Traders are reducing their bets on the Bank of England cutting interest rates in August after services inflation proved more persistent than anticipated.
Money markets are now pricing in about a 35% chance that policymakers will lower borrowing costs for the first time in four years at their August meeting, having almost entirely ruled out a rate cut at tomorrow’s meeting.
Previously, traders had placed a 45% chance on an August rate cut before the latest inflation figures were released, which showed prices in the services sector—covering areas like education, hospitality, and culture—rose by 5.7%, exceeding the predicted 5.5%.
A full quarter-percentage-point reduction in interest rates is priced in by November, with a second reduction by the end of the year now given a 60% chance, down from 80% earlier.
Sanjay Raja, chief UK economist at Deutsche Bank, commented: “The gap between the Bank’s projection and actual data has widened slightly, raising concerns that services prices may be more persistent than expected.
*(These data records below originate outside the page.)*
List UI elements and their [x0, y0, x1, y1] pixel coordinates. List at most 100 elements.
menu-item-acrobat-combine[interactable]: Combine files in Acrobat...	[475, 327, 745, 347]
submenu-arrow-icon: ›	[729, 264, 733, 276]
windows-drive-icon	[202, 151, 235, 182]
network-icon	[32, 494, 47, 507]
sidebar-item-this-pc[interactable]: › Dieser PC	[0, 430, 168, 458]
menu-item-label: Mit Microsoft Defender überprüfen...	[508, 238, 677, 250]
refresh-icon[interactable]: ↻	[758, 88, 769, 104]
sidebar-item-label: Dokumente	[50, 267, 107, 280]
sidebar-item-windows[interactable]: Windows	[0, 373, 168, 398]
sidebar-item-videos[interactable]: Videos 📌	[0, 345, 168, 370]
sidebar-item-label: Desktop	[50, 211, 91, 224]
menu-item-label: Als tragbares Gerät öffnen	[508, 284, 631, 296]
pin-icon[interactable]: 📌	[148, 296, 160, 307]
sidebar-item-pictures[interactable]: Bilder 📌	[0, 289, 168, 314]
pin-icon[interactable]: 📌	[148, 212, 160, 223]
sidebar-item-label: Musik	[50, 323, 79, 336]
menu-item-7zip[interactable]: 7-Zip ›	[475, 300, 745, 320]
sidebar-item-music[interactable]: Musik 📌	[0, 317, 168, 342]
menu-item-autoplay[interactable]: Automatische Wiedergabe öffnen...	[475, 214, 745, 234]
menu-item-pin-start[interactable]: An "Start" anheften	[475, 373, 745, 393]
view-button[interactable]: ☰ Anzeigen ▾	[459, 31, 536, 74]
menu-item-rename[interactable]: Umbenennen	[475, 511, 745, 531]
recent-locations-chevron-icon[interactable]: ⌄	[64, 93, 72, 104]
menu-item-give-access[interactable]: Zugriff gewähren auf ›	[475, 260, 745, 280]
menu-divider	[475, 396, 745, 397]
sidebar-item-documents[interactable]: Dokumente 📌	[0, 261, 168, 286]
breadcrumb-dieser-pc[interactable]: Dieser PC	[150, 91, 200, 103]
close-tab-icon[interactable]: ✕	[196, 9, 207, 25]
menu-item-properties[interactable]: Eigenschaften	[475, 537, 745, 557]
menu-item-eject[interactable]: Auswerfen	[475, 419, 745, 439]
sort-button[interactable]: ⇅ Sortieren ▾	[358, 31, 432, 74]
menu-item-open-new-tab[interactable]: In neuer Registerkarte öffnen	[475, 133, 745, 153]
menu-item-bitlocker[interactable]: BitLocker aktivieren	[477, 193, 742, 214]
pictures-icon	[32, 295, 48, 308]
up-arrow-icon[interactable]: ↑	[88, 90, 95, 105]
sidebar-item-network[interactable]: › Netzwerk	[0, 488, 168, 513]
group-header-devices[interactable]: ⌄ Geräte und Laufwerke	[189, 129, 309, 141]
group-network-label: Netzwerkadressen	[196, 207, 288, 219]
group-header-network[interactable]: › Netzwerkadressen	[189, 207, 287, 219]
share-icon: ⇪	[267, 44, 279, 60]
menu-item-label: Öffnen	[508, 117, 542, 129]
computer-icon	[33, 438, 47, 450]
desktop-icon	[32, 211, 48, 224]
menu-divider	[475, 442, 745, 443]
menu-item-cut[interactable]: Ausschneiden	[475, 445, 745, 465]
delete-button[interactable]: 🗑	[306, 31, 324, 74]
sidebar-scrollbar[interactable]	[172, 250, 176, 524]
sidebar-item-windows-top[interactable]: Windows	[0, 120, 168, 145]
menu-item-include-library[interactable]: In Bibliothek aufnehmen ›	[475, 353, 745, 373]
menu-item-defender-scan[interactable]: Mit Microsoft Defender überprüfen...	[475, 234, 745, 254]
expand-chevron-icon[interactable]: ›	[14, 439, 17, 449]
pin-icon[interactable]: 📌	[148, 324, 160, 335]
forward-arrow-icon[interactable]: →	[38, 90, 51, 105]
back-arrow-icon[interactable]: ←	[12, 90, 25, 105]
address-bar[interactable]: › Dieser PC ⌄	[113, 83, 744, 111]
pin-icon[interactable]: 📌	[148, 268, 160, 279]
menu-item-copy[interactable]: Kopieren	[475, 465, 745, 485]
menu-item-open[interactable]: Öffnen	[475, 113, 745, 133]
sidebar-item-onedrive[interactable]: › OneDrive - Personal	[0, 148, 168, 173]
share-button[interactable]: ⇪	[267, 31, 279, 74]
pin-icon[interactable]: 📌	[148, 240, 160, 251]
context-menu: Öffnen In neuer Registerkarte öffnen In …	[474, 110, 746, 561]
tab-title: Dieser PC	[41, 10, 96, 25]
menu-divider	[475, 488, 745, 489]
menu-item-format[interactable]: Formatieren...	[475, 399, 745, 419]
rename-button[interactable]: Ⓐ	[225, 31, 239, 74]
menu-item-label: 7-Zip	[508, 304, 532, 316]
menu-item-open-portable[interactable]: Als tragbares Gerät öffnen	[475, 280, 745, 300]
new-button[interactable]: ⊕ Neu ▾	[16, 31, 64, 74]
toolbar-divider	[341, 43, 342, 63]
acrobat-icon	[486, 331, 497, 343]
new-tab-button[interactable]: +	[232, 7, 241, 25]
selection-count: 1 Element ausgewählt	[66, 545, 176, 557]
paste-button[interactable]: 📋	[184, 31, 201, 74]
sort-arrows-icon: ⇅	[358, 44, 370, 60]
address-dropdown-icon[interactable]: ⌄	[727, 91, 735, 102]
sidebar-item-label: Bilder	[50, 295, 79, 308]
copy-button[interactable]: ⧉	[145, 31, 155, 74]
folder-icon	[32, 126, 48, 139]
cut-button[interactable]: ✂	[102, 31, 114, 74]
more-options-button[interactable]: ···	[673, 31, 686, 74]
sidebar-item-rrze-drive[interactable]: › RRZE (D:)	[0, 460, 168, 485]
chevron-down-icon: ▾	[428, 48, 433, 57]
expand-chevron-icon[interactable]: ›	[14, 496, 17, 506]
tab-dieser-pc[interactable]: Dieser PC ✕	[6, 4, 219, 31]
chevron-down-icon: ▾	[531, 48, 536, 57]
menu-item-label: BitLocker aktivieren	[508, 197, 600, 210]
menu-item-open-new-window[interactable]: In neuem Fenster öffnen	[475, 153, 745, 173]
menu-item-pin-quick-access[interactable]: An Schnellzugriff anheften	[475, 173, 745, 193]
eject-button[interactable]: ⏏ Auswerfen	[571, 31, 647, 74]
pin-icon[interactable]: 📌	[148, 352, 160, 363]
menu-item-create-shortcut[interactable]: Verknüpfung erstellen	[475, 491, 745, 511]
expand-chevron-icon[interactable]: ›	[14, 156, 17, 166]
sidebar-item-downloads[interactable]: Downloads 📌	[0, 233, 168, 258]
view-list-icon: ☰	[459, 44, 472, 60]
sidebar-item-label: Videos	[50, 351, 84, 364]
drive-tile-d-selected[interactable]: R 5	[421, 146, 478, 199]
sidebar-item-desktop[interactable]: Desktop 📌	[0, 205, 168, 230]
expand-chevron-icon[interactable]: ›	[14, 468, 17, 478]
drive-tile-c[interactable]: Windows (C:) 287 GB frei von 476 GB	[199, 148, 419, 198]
This will likely increase the threshold for an August rate cut.
What matters now is how much weight the MPC places on the spot—and arguably backward-looking—data. Survey data have been more encouraging recently. For now, markets have scaled back rate cut bets this year, suggesting a stickier Bank Rate path in the coming months.”
Guy Foster, chief strategist at RBC Brewin Dolphin, added: “While headline inflation is now in line with the target, this inflation report does not support the idea of cutting interest rates.”